Devrimci yapının yaradığı zemin ve varoşun doğal zemini. Bu iki farklı zeminden beslenen iki farklı anlayış. Tartışmamızda, anlayış düzeyindeki bu farklılığı göze batırmaya çalıştık. Durum tespiti yapmak, farklılıkları ortaya çıkarmak biraz da işin kolay tarafı. Zor olan, kağıt üzerine dökülen o farklılıkların hayata tercümesi. Problemi çözecek formül, varoşta cehenneme çevrilen yaşamın içerisinde. Bu ne oranda başarılabilecek? Onu da zaman gösterecek.
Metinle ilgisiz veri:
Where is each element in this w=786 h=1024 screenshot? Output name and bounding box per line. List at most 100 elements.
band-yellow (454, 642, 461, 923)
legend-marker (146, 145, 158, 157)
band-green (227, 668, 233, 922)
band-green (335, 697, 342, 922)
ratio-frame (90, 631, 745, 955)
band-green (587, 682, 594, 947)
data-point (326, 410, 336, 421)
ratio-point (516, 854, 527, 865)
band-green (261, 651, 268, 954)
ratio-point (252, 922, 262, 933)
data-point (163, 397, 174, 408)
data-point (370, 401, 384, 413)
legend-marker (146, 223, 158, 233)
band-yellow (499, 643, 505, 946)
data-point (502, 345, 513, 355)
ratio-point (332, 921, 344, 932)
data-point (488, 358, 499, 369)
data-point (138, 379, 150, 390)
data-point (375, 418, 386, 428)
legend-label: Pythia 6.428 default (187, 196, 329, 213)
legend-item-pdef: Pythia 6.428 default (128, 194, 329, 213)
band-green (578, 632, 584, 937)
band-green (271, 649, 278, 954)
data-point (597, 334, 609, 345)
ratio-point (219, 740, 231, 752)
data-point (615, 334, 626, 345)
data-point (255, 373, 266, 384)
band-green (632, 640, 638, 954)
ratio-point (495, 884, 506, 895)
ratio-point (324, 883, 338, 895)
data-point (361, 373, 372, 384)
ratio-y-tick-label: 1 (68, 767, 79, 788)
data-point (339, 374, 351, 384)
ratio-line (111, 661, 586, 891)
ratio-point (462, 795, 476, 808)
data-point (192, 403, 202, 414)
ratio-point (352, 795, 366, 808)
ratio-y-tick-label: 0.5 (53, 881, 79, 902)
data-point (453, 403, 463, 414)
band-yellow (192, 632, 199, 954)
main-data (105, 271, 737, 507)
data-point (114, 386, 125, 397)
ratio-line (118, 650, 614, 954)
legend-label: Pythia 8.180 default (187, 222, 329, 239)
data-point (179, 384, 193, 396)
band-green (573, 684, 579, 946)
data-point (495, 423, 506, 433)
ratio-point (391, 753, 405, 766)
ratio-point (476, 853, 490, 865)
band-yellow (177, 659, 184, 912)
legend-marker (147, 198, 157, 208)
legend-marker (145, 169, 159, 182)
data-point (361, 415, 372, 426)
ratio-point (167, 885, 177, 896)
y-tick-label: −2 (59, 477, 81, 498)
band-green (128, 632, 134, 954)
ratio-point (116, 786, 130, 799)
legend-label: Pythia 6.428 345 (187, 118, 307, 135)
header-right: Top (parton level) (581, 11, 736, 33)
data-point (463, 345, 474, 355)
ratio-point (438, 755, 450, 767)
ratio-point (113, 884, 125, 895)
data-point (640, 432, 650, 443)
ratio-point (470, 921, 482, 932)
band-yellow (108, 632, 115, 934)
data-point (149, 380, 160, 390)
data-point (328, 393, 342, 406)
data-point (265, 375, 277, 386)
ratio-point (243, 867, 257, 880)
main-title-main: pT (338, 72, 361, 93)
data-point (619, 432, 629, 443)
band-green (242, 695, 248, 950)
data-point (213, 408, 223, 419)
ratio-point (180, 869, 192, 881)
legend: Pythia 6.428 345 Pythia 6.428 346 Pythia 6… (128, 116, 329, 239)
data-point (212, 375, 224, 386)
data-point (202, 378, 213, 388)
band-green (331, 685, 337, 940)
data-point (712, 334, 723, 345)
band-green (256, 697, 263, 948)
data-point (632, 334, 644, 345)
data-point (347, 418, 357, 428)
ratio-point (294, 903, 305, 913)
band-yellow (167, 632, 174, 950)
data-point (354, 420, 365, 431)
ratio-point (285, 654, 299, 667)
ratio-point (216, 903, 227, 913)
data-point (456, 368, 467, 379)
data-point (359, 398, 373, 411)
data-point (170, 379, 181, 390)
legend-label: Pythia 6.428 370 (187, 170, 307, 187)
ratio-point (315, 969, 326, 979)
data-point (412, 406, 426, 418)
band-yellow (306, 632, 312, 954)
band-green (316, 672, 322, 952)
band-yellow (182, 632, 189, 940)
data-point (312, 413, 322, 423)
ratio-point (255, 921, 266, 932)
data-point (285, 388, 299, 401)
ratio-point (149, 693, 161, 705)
Sonuç olarak devrimci yapı, varoşun doğallığındaki iktidar ve şiddet anlayışıyla kendi arasına kaim bir çizgi çekmelidir. Aksi halde müdahale edip, dönüştürmek için gidilen o doğallığın bir parçası olmak kaçınılmazdır. Belki öyle bir miktar “halklaşılır”. Ama asla başka bir yaşam kurulamaz, bizi geleceğe taşıyacak değerler yaratılamaz.